We arrived in Munich or München (“Home of the Monks”) at nightfall. Founded as a Benedictine monastery in 750, it became the capital of Bavaria. Hitler joined the Nazi party and became its leader in Munich; and two assassination attempts on him failed. Our first stop was to the 1972 Olympic Stadium, itself no stranger to controversy. Its sweeping, transparent canopy symbolizes the open democratic Germany, in designed contrast to Berlin’s 1936 stadium built to celebrate the third reich.
The current film September conveys the tumultuous Olympic Games where terrorists attacked the Israeli team. We walked onto the field from the athlete entrance with, to our delight, the Olympic theme song blaring from speakers. BMW Welt, a futuristic delivery and experience center features a steel and glass double cone and a cloud like roof that creates the illusion of floating. I was far more interested in the deconstruction architecture (Coop Himmelb(l)au, 2007) than the glinting BMW vehicles on display.
We got an early start on our last full day, traveling toward the Bavarian Alps. Schloss Neuschwanstein near the Austrian border was built as a residence for King Ludwig II who died before it was completed. It’s the fairytale castle of Sleeping Beauty that Chitty Chitty Bang Bang flew over. Romanticist interpretation of the Middle Ages and a paean to composer Richard Wagner, it was one of the last palaces built in the 19th century.
It’s a pleasing combination of Romanesque (thick walls, round arches, large towers, Gothic (pointed arches, ribbed vaults, flying buttresses), Byzantine (dome columns, mosaics, gold coffered ceilings) and Moorish (intricate patterns, delicate shapes and colors) architecture. As filmed in “The Monument Men,” Neuschwanstein was used during WWII as a storage depot for the stolen art the Nazis seized throughout the war. Nearby Füssen, Bavaria’s highest town, delights with its medieval alleys, Baroque churches, old town wall, Known for lute and violin manufacturing in the 16th century, this Roman settlement has also hosted numerous films including the Steve McQueen classic The Great Escape.
Our final stop was Munich’s Penzing Studios, Europe leading virtual production facility, incorporated into an expansive former air force base. The Bayern and Berlin Brandenburg Film Commissions concluded, “This fam trip was a great opportunity for us to present Germany as a filming location for international productions in person. We hoped to give an insight into the experience, professionalism and creativity that our country offers as well as the support of the Film Commissions and the German film funding system.

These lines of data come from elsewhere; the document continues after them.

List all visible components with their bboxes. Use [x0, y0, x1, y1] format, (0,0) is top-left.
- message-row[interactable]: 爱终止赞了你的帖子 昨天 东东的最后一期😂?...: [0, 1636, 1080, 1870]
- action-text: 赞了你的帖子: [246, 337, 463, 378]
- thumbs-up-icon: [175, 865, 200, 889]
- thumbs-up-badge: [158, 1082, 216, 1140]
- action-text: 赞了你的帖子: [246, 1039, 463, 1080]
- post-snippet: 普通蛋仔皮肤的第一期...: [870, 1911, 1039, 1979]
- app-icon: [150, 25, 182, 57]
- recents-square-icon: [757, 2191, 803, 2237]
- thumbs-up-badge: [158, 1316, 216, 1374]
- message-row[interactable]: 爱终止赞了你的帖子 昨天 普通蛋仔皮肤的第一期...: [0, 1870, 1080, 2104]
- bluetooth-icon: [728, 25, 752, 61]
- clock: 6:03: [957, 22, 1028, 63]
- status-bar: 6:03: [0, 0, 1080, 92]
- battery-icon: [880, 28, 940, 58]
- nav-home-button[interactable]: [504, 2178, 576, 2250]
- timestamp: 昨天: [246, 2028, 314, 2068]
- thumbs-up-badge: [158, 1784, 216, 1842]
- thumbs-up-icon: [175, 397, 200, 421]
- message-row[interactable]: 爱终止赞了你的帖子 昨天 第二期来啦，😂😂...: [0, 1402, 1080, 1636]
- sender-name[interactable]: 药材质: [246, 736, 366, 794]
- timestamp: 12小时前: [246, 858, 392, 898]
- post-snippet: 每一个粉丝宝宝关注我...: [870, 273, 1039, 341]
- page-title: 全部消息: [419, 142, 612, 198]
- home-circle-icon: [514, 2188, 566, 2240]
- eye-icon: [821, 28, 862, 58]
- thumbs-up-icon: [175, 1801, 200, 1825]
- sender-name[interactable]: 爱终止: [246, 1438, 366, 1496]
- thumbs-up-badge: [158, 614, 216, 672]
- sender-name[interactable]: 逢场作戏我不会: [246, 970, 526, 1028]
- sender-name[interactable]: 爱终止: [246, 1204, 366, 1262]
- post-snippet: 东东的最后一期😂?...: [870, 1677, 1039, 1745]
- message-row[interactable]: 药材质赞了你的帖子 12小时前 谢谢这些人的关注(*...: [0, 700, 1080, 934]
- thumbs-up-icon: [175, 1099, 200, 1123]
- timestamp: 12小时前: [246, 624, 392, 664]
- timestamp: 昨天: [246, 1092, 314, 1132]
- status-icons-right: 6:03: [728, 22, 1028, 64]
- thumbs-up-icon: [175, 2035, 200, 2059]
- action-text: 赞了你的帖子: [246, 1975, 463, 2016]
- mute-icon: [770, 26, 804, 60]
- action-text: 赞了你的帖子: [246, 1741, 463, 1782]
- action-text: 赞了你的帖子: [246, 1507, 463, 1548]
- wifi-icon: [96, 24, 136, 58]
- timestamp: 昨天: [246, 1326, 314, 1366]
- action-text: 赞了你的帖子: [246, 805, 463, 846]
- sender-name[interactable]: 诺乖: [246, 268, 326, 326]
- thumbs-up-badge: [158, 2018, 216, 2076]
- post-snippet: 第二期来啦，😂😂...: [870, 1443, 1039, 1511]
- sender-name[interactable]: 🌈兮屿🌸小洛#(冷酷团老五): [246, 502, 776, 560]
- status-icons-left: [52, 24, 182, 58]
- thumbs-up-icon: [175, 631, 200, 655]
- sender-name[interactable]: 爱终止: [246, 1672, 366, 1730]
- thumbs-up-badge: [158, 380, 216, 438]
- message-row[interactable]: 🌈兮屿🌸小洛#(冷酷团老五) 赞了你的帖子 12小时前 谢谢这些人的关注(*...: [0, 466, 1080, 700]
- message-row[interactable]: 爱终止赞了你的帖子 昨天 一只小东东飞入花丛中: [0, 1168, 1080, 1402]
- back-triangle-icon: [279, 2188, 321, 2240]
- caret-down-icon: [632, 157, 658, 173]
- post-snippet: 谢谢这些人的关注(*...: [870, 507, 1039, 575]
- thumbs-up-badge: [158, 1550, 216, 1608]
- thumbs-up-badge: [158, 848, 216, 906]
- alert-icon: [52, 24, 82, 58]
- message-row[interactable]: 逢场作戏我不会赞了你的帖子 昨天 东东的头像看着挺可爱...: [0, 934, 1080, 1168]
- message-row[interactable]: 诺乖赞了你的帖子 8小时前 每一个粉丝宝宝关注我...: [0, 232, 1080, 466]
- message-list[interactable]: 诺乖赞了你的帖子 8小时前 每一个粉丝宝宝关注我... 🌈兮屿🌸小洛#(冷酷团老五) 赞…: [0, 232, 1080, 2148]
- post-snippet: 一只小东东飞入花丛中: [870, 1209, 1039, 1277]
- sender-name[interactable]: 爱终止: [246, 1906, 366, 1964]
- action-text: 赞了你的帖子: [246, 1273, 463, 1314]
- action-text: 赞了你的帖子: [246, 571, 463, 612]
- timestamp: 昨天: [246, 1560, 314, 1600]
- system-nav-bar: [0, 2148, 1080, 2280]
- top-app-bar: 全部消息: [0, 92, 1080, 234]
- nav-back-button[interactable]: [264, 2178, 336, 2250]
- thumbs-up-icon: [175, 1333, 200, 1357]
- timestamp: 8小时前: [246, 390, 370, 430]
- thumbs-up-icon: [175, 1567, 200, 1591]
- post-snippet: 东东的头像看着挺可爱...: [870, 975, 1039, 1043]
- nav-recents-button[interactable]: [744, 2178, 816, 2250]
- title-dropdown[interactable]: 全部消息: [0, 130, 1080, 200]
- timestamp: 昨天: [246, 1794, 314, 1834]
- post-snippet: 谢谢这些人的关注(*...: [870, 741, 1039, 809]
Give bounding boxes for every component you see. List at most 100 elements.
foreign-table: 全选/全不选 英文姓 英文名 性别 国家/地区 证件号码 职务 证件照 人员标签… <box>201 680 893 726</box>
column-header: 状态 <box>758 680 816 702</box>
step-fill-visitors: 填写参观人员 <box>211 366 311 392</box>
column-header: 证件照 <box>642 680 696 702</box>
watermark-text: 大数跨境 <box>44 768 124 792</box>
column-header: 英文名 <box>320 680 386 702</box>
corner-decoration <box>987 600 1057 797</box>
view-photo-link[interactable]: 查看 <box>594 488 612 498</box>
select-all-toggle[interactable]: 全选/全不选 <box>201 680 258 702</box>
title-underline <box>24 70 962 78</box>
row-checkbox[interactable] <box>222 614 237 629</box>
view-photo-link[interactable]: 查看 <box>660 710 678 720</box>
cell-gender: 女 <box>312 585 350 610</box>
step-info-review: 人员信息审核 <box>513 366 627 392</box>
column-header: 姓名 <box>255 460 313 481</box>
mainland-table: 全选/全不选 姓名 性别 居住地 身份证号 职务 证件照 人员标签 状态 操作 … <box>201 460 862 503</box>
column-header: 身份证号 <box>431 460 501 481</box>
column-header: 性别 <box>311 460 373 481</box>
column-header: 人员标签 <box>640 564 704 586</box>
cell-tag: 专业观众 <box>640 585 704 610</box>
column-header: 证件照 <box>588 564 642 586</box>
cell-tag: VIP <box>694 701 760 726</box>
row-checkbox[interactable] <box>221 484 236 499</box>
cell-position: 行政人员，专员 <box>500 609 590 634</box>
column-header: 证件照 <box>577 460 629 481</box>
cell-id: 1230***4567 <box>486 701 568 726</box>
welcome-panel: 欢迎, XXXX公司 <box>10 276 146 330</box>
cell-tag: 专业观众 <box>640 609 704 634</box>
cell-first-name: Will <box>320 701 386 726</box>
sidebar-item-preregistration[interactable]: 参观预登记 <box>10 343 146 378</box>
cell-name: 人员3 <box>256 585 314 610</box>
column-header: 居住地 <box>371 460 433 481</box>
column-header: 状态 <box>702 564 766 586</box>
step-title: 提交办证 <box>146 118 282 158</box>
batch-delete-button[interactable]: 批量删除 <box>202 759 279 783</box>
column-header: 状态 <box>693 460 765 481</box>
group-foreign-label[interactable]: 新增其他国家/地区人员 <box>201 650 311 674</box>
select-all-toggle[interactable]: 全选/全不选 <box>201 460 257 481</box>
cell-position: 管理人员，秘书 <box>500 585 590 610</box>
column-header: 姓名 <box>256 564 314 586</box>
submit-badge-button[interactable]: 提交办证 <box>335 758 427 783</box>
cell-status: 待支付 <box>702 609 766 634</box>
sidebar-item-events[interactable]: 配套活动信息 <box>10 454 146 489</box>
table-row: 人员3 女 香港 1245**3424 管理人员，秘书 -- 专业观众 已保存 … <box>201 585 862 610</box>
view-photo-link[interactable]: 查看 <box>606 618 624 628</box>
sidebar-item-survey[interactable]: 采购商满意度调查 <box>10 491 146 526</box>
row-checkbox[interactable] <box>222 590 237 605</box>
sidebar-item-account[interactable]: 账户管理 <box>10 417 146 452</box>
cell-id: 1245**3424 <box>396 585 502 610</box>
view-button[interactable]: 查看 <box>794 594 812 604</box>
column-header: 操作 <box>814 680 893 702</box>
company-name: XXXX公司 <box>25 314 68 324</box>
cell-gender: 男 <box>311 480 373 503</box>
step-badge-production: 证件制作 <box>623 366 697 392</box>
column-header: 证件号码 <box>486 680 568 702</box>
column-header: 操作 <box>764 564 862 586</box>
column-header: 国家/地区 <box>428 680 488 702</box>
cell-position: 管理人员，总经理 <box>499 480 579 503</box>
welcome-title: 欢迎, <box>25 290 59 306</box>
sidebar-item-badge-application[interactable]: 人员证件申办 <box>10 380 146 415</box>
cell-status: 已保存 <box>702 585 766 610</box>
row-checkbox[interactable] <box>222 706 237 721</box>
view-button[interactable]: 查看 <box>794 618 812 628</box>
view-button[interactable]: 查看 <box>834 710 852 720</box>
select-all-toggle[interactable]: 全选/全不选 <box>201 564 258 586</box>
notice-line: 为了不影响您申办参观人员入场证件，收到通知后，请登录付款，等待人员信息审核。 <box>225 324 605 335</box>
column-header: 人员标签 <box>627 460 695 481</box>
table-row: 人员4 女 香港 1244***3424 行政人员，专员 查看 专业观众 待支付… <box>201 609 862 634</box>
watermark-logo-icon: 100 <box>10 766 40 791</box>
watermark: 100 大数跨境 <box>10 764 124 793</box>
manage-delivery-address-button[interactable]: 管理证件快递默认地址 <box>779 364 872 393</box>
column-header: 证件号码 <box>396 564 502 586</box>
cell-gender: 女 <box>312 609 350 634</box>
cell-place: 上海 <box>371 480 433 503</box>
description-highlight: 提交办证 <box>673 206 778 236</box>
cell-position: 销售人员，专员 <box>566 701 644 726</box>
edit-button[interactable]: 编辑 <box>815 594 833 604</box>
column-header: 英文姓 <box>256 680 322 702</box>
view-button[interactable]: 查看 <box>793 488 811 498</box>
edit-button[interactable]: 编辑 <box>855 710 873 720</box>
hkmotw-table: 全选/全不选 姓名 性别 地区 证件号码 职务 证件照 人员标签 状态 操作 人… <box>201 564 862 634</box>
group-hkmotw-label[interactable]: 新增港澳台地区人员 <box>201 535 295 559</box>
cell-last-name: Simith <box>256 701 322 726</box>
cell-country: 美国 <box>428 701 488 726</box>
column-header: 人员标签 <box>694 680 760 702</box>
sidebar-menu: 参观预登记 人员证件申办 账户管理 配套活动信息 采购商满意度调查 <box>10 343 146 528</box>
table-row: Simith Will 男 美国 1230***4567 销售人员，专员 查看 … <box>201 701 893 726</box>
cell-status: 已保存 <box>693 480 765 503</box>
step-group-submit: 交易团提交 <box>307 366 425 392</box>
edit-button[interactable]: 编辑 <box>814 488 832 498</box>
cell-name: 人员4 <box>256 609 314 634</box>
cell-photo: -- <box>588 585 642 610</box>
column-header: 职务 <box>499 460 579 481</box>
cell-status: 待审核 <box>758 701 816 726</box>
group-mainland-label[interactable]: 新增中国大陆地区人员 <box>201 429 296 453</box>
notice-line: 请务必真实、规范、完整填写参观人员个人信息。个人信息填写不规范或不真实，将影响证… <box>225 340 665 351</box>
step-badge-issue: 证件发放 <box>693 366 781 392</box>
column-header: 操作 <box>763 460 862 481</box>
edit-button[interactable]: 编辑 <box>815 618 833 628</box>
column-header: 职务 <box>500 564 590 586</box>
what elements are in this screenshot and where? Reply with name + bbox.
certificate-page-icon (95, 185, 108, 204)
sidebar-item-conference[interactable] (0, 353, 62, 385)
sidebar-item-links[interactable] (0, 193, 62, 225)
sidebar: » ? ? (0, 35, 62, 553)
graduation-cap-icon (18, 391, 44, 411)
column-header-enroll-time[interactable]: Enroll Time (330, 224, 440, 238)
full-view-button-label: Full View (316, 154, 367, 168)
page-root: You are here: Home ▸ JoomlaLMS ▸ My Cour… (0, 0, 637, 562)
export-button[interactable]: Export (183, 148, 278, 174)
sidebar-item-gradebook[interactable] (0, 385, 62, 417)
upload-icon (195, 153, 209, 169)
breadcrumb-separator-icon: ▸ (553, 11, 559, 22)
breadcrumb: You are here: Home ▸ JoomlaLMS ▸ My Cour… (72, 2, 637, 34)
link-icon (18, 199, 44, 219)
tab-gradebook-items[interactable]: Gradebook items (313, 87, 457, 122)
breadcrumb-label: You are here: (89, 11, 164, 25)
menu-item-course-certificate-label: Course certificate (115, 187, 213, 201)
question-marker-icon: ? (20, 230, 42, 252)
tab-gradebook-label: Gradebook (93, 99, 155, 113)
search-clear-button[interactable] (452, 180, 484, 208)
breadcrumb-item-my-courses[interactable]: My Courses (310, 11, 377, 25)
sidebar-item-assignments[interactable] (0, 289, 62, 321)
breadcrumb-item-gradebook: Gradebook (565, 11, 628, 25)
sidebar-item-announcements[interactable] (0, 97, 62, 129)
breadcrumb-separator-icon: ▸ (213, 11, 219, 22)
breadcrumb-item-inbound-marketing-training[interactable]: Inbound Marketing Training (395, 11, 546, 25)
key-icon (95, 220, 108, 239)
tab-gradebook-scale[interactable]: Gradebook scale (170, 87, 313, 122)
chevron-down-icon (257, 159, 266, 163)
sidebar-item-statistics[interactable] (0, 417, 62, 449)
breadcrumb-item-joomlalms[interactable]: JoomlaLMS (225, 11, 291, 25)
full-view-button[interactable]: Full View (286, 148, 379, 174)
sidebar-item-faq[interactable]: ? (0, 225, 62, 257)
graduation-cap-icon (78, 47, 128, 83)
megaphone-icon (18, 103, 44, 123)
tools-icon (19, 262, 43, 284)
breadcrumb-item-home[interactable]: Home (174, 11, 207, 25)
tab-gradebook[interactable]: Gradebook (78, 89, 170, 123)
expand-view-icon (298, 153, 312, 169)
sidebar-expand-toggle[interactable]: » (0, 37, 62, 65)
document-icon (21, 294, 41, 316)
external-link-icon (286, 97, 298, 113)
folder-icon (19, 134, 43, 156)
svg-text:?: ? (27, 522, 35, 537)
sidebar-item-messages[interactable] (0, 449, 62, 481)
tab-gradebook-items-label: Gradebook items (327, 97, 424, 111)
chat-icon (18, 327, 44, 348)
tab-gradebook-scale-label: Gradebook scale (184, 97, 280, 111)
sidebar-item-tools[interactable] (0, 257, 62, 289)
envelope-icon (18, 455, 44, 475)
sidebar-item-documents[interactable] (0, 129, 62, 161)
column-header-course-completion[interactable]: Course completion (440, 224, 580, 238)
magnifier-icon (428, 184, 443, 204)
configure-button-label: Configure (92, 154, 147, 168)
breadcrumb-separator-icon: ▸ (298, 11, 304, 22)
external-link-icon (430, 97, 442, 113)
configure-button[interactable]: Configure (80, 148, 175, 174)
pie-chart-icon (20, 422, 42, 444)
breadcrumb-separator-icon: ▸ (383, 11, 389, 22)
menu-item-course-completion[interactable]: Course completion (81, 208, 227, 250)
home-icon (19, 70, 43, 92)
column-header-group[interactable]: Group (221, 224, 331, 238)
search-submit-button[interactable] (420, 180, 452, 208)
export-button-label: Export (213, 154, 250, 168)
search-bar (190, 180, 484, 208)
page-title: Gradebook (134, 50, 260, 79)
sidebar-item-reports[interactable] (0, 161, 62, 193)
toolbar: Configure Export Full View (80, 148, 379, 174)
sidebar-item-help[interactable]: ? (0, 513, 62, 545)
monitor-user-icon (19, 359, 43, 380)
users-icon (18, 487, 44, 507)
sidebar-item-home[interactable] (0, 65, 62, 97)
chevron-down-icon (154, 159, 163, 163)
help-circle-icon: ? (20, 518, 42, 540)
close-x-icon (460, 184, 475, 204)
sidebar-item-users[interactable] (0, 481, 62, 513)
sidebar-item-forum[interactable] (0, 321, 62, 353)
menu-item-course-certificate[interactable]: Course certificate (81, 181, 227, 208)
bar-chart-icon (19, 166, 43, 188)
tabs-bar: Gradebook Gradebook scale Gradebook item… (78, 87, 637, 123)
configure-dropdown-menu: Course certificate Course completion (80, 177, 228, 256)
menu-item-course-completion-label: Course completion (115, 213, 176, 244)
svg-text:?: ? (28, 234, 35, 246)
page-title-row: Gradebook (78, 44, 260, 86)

We provide a unique variety of film locations—from historic cities to impressive landscapes and modern metropolises. With Germany’s studio landscape and English-speaking crews, it offers excellent conditions for international production.” United Airline’s Tracey Sandro added, “We were especially proud to support this entertainment initiative, helping to bring this amazing group of folks together, to network with locales, explore possibilities, and inspire opportunities to create. Our vast global network, joint venture partners, and premium Polaris service positioned United to ensure this team traveled seamlessly and arrived ready to make their vision a reality. We’re thrilled to be part of the journey.” Bridgette Thelen, Radisson Hotel Group, gets the last word. “It’s all about collaboration, moving the team forward, toward success.”